Despite Gale's respect for Chinese culture and acceptance of traditional Chinese religions such as Buddhism as a Liberal Protestant who allowed a more flexible interpretation of her religion, she was still committed in her mission to bring Christianity to China and has been described as a cultural imperialist, like many women Christian missionaries.
In her correspondence to supporters, Gale suggested that piety could empower, not only other women, but also races and nations, rendering people of all races equals. Gale often expressed a horizontal, rather than a vertical or hierarchical, worldview that while Christians of all genders and races were superior to non-Christians, Chinese and Westerners, like men and women, should work side by side. These assertions were understood by women supporters, as the language mirrored that of nineteenth-century Protestant women missionary workers who had subverted male power by asserting their obligation to serve God alongside their male counterparts. ...Despite this...Gale was a cultural imperialist in her unwavering insistence that the Chinese needed to replace their religious beliefs with Christianity, a Western import.
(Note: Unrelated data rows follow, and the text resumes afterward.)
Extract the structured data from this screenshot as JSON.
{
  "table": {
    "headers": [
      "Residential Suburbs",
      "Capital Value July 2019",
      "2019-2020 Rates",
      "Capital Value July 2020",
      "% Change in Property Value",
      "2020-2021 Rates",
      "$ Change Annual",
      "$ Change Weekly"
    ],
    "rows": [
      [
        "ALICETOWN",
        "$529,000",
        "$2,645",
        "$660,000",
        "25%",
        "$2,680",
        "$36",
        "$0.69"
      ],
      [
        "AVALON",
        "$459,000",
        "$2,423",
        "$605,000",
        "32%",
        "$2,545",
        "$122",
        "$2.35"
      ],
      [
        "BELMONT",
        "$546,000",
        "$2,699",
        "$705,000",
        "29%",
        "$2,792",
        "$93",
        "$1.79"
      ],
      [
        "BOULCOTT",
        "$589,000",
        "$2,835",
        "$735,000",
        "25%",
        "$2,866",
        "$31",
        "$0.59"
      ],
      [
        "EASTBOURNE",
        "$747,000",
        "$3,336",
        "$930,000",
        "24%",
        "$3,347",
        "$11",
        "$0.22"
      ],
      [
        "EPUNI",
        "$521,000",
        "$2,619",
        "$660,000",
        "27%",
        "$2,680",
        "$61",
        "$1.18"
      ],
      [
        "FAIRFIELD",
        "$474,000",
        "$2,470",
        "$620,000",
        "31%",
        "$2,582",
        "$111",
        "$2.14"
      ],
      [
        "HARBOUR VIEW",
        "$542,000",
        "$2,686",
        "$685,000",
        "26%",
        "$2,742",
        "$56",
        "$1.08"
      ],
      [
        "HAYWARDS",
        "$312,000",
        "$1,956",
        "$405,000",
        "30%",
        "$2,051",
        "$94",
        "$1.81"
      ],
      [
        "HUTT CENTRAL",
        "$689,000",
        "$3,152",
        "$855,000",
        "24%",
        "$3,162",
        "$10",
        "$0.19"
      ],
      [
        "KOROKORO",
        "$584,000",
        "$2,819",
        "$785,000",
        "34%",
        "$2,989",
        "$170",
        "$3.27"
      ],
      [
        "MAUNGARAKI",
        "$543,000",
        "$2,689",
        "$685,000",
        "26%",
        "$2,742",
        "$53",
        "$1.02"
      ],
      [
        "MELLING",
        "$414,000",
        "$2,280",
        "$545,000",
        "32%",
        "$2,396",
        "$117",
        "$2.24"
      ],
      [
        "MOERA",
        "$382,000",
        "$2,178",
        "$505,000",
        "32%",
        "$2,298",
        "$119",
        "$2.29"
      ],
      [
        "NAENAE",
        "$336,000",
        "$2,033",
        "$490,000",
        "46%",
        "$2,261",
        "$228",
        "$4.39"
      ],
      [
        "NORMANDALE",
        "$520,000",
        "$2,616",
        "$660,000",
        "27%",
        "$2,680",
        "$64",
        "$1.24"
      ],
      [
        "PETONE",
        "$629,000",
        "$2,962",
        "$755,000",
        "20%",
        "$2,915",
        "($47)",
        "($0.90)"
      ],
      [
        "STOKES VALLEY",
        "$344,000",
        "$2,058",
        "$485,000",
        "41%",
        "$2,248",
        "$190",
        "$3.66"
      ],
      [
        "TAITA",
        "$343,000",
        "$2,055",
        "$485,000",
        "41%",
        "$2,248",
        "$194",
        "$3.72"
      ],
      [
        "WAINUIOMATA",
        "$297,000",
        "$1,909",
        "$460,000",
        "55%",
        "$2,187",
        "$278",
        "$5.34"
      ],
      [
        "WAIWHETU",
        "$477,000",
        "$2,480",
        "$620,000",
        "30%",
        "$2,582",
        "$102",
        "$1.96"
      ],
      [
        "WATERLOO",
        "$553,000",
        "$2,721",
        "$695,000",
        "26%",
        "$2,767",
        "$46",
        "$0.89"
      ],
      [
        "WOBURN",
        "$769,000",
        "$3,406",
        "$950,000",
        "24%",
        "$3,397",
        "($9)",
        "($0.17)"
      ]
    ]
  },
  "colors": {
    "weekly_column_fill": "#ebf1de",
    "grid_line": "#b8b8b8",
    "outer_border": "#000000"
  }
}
While professing the need for cooperation, she consistently placed herself in a position of power, where she delegated, rather than accepted, orders to both white and Chinese men and women. Gale did not question her own nation's, or Western political dominance over China in general.
— M. Cristina Zaccarini, The Sino-American Friendship as Tradition and Challenge (2001)

=== Honors ===
Gale was recognized by many Chinese authorities throughout her years of service. Often she would receive commendations and merit boards, such as a 1918 proclamation by Nanchang's chief of Police Yien Ngen-yung that described Gale as "an American eminent doctor of medicine. Since she has taken charge of Nanchang Hospital all her surgical operations have been very successful." This proclamation reached even secular audiences when it was printed in the San Francisco Examiner in 1919. Civil Governor Tsi of the Ministry of Home Affairs at Beijing recognized her with a merit board, celebrated with a parade down the streets and posted on a public wall. For providing medical services to soldiers of the Northern and Southern armies during her time in Anhui, she was given memorial tablets from both armies. She received a written tribute from the China Inland Missionary for her forty years of service in China, which included recognition from Chinese colleagues for her professionalism as a surgeon and medical doctor, bravery, and generosity.